The layer of subcutaneous fat tissue between the skin and the muscle fascia also acts as a natural buffer. This fatty layer cushions the abdominal wall, absorbing some of the pressure from the expanding uterus and preventing the navel from being pushed fully forward.

The natural elasticity and tone of the abdominal muscles influence the outward movement. Stronger or less stretched muscles offer more resistance to the forward projection of the uterus. This resistance limits the overall degree of abdominal wall distension, reducing the pressure placed directly on the navel. The specific position of the fetus or the placenta can also subtly alter how the internal pressure is distributed across the abdominal wall.

Related Concerns: Umbilical Hernias During Pregnancy

Distinguish the normal, painless cosmetic protrusion of the navel from an underlying medical condition. The benign “outie” is simply stretched skin and scar tissue. In contrast, an umbilical hernia involves actual tissue (often part of the intestine or fatty tissue) pushing through a weak spot in the abdominal muscle wall near the navel.

This occurs because pregnancy increases intra-abdominal pressure, which can worsen an existing weakness or create a new one in the fascial ring around the umbilicus. Symptoms often include a soft bulge that may become more noticeable when coughing or straining. Unlike the normal change, a hernia can sometimes be accompanied by discomfort, tenderness, or a dull ache in the area.

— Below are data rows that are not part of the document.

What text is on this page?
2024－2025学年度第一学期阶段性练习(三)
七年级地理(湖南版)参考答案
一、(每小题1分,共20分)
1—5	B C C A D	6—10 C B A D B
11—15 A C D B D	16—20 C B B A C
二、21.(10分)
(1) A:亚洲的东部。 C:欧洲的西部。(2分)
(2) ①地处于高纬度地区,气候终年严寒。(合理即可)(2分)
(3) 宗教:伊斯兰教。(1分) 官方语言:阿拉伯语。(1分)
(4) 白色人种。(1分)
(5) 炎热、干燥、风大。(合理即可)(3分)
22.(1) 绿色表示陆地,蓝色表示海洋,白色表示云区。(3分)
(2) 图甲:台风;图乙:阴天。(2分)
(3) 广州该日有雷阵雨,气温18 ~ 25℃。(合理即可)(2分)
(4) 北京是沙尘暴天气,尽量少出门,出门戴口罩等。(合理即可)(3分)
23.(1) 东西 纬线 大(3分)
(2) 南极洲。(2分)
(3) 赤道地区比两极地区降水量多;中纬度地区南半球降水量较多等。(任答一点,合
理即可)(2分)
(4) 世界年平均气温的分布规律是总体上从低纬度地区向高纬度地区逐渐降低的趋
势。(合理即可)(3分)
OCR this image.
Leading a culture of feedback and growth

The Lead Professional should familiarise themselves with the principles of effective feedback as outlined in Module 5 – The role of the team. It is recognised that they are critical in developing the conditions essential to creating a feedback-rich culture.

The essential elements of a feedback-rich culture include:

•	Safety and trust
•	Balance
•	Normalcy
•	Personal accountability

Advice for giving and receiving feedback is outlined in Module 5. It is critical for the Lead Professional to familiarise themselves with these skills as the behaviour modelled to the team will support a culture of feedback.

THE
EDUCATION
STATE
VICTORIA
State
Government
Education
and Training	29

If the protrusion is painful, hard to the touch, or cannot be gently pushed back in, this may indicate a complication, such as a trapped or strangulated hernia. Any sudden, severe pain or change in the bulge’s consistency warrants immediate consultation with a healthcare provider. Most umbilical hernias that appear during pregnancy are small, resolve naturally after delivery, and do not pose a danger to the mother or the developing baby.